President’s Letter: July 2024
Monthly observations and insights from MAS President Elizabeth Goldstein
Am I the only one who has noticed that pearls are back? They have been appearing everywhere, not just in the usual places, adorning the ladies that lunch. I see people of all genders and sexual orientations wearing pearls on the streets and on the subway, and across more class divides than you would have thought possible. I’m not a jewelry aficionado, so I don’t know enough to spot the real from the fake, or the cultured from the natural. But I can spot a new fashion trend. That probably means they started to reappear two years back. Cue the emoji.
The fascinating thing about pearls, the real ones and especially the natural ones, is that they stem from a remarkable adaptation. An irritant like a piece of sand gets inside an oyster and it grows a hard shell around it to protect itself. That protection is something humans over the ages have treasured.
I got to thinking more about what this means for humans when I was out on Governors Island a few weeks ago. It was one of those precious summer days, a beautiful Friday, offering a break in our sweltering weather. My sister, brother-in-law, husband, and I set off on a little day’s escape from the city. None of them had ever been to Governors Island. The Island is hardly mine to show off, but it is so much fun to help folks explore a new place! It is kind of fun. I am hardly Amerigo Vespucci but I steered us across the great New York Harbor to our destination. He, of course, got lost and bumped into North America. We got to our chosen destination.

The reason for our trip that day was to see an art installation in Fort Jay. I don’t think I had ever been to Fort Jay before, just around the outside. You pass over a moat into the star shaped fort itself. You emerge into a sunlit courtyard surrounded by buildings with column-fronted porches. It feels like you have entered a time warp to the 1800’s.

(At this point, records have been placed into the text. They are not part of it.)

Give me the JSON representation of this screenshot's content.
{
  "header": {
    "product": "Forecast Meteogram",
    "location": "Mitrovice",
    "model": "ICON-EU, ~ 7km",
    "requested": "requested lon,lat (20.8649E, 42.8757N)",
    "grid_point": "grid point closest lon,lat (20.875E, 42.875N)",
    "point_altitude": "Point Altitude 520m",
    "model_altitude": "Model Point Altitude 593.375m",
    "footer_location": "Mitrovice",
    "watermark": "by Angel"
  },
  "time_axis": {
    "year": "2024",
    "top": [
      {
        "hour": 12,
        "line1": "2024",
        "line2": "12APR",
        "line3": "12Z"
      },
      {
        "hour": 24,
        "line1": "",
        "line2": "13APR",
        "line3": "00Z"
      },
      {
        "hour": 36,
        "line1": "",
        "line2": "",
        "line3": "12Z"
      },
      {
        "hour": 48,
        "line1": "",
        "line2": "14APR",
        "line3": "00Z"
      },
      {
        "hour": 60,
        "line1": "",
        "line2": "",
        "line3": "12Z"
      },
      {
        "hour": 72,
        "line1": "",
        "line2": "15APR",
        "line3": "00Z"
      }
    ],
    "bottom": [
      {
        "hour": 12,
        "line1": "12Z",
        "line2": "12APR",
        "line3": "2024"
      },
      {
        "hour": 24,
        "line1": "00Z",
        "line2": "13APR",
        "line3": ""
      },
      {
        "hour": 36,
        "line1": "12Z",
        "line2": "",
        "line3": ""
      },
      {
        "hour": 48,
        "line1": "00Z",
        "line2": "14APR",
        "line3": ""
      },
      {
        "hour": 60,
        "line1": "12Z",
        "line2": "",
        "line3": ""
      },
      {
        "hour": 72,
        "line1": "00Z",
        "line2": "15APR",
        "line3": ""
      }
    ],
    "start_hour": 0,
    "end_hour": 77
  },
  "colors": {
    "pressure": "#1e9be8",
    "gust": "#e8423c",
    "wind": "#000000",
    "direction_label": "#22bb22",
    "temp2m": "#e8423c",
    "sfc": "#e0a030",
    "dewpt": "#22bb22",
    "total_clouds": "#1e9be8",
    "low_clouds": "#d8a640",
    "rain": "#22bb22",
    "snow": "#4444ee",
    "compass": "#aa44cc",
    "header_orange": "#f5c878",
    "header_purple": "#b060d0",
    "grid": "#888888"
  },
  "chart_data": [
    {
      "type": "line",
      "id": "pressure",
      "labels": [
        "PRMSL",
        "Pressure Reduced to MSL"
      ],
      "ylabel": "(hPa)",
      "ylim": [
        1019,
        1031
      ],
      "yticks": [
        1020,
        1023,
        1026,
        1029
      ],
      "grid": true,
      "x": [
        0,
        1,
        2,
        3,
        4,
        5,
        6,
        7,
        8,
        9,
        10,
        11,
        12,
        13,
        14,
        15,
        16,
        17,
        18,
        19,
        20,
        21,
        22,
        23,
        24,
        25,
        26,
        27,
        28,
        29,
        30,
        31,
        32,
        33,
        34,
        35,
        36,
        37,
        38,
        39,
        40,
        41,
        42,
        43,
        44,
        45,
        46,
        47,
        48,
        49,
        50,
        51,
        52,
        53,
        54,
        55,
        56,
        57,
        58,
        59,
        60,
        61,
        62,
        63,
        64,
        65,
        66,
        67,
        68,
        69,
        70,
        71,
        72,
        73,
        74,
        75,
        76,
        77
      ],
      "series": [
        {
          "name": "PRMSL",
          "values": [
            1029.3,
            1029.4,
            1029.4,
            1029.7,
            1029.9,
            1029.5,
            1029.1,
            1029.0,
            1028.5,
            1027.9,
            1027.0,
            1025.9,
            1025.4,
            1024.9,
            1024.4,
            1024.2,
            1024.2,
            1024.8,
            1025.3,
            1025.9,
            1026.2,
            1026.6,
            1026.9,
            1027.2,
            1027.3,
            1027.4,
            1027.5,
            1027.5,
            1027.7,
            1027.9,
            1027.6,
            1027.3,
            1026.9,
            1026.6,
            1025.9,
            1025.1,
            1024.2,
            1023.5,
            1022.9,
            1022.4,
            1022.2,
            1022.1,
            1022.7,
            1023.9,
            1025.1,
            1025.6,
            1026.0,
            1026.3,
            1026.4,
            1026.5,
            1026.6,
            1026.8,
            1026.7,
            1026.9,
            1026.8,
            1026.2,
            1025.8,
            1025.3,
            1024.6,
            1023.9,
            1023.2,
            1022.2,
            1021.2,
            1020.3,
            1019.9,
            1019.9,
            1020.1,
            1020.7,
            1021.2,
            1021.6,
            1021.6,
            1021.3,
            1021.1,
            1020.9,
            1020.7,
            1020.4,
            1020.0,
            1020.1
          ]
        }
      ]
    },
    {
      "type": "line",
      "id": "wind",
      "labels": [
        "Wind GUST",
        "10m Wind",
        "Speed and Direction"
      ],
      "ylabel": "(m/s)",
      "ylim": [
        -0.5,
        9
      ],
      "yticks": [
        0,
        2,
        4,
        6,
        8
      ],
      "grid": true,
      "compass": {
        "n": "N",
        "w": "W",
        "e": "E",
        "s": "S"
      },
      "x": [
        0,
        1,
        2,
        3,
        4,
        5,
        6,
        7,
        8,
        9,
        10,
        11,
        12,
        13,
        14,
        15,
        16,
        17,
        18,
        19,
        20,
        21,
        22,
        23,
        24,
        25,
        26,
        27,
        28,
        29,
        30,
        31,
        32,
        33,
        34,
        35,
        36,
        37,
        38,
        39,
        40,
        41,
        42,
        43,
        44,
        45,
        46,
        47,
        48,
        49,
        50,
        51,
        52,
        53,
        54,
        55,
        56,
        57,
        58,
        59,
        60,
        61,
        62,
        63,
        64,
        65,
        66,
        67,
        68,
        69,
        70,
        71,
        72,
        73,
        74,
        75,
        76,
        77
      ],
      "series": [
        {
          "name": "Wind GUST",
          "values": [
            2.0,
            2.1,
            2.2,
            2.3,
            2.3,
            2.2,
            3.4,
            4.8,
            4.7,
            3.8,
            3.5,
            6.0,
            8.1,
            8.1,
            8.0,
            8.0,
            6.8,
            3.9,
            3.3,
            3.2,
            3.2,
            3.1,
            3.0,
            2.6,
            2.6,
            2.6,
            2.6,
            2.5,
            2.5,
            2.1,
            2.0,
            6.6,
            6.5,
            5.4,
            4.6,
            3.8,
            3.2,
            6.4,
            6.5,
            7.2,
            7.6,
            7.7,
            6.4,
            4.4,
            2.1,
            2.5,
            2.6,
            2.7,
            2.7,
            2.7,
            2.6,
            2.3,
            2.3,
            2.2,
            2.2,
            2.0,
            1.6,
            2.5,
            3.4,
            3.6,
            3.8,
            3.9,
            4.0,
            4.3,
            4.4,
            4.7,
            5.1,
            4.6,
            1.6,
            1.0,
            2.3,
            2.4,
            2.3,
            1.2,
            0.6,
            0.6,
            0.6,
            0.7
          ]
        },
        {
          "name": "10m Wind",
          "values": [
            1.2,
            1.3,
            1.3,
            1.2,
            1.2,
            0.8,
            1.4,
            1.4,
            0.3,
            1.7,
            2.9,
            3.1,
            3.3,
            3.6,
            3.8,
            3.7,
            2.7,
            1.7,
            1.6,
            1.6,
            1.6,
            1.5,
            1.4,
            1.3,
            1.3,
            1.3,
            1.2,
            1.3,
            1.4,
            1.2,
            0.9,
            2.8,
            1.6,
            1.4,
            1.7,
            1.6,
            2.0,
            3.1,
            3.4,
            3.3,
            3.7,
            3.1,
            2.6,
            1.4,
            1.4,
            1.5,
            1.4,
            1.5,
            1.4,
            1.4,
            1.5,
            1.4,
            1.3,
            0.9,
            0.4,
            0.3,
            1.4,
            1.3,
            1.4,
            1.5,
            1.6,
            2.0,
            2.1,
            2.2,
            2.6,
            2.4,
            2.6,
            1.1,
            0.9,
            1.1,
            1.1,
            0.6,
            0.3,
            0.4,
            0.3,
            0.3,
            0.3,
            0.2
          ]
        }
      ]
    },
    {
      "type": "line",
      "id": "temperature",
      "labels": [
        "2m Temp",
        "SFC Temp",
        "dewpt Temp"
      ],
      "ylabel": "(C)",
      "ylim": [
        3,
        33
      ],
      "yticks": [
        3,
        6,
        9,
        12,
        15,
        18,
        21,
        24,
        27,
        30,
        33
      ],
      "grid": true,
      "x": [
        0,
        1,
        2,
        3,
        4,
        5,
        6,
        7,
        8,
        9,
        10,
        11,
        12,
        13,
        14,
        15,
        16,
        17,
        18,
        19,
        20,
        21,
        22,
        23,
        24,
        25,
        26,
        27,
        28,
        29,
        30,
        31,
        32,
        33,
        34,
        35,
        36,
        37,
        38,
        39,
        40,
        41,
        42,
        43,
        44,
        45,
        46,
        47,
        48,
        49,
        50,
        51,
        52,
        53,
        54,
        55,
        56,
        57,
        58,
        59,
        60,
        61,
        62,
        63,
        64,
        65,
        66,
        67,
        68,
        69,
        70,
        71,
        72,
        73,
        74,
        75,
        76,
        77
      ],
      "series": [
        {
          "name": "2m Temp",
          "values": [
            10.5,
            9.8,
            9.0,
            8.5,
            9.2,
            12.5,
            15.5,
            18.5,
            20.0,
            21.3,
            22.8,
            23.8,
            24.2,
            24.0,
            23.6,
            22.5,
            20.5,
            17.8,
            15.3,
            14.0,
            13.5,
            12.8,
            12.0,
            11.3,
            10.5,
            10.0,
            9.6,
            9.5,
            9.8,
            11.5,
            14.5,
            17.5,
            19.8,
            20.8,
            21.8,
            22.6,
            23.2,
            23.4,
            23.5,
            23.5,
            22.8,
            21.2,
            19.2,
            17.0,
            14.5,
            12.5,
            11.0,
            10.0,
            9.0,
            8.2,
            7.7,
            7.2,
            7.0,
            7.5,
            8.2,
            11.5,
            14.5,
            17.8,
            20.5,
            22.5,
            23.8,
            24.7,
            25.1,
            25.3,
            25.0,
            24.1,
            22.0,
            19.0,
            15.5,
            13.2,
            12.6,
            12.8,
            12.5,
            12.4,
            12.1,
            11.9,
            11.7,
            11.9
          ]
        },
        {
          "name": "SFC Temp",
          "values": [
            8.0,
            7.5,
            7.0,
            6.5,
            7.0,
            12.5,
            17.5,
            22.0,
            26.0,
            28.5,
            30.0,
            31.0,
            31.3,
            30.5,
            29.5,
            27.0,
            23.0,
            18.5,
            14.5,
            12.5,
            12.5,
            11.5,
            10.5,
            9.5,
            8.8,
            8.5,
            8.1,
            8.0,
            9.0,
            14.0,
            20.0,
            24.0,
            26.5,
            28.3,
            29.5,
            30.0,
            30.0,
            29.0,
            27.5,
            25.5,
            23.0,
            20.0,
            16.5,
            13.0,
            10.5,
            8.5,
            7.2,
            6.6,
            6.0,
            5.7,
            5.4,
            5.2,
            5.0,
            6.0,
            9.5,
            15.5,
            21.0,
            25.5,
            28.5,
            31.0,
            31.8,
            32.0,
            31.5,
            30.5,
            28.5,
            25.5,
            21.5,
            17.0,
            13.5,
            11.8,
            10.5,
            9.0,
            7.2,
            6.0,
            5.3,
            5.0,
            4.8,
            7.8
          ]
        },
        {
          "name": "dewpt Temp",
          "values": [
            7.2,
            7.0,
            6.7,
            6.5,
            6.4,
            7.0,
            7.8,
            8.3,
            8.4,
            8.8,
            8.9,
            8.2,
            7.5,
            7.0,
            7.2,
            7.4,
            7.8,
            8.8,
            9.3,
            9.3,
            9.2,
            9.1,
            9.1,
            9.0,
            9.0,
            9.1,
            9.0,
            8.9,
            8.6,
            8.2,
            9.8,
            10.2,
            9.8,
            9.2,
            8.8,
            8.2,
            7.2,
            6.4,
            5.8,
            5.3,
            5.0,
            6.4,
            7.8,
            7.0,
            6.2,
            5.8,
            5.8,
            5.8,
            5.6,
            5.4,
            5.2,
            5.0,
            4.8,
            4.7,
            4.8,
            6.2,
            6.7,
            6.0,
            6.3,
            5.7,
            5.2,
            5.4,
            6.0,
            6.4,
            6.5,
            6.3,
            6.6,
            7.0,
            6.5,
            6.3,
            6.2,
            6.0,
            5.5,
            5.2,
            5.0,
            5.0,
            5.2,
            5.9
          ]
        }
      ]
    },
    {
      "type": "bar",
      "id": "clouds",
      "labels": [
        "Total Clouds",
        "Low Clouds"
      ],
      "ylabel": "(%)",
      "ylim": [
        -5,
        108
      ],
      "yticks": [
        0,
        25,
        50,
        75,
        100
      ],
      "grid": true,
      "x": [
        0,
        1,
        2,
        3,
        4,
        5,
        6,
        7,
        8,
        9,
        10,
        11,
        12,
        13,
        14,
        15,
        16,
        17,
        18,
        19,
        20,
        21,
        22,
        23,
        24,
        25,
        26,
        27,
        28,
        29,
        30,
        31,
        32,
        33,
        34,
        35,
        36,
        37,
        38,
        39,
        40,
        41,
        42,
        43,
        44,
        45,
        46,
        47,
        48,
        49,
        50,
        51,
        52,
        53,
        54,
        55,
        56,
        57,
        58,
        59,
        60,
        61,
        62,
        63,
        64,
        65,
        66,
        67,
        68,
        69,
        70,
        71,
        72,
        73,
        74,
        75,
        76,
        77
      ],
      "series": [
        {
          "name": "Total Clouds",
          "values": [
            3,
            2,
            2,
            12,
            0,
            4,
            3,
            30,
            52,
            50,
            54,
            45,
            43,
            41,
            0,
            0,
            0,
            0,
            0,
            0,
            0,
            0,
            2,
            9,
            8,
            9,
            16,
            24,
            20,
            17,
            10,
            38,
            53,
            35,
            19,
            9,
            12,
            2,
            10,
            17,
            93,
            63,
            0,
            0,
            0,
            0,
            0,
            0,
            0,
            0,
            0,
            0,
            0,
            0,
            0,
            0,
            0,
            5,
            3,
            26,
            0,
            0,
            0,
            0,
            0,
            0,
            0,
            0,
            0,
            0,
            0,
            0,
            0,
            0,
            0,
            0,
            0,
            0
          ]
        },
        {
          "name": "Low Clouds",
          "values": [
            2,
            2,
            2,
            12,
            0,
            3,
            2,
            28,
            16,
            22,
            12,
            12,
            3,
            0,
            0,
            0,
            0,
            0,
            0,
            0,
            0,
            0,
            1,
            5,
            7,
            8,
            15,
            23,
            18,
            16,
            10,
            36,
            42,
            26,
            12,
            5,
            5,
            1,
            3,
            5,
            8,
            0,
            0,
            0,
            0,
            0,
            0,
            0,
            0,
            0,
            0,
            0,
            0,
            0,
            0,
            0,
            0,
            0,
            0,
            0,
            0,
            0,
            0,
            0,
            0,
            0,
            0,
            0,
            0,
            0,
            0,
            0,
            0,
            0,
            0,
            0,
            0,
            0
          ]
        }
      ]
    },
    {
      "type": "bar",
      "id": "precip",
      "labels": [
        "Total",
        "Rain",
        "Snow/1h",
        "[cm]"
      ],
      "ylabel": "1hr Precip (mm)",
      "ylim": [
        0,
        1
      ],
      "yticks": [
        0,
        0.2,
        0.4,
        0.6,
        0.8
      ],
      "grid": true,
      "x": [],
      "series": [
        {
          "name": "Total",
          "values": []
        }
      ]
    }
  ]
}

The art installation is in an old underground magazine, that was used to store munitions. As you walk down into the vault the temperature drops and darkness envelopes you. The show, entitled Other of Pearl, is a series of works by Jenny Kendler. The piece you encounter first is a little underwhelming initially. A series of bell jars hold open oyster shells. It is only when you look more closely that you realize the pearls in these oysters are oddly shaped. The pearls have grown around miniature Greek figures and forms. Each one is more exquisite than the last and draws you onward to discover what mystery the next shell holds. The colors in the spotlights are iridescent and jewel-like.
This is a series of distinct art works defined by man’s impact on sea life. Each of the beautifully conceived installations reinforces the theme through parts of whales or oysters that are fashioned into other worldly things. For instance, there is a room full of different-sized glass bells with the vocal bones of a whale. The guard played them for us. Other worldly is right, with the sounds bouncing around a chamber with a round celling.
Other of Pearl made me wonder about how this metaphor works for our changing city and what we need to be looking for in our climate solutions. In the waters running past Governors Island, the Billion Oyster Project is trying to restore the shoals of oysters that used to populate our harbor.
Over the past few decades New York City has started to transform some of its own irritants into pearls. Think of the remnants of our industrial past that no longer provide jobs and commerce, that have become amazing new public spaces like The High Line or Sponge Park along the Gowanus Canal or Brooklyn Bridge Park along the waterfront. (If you want to read about a new potential pearl in formation right now, go read the wonderful profile of Rosa Chang and her vision for a new park along Manhattan’s East River shoreline.)
All of these new pearls started out as irritants. But in all cases, they are only pearls today because dedicated, determined, and, yes, gritty New Yorkers envisioned something new and wonderful. The pearl uses natural systems to protect itself. That idea gives me hope that we can find ways to protect our city from the rising seas, rainfall, and heat brought on by climate change.
I hope that you are experiencing summer places that give you peace in these tumultuous times and food for thought. I found a little of mine on Governors Island.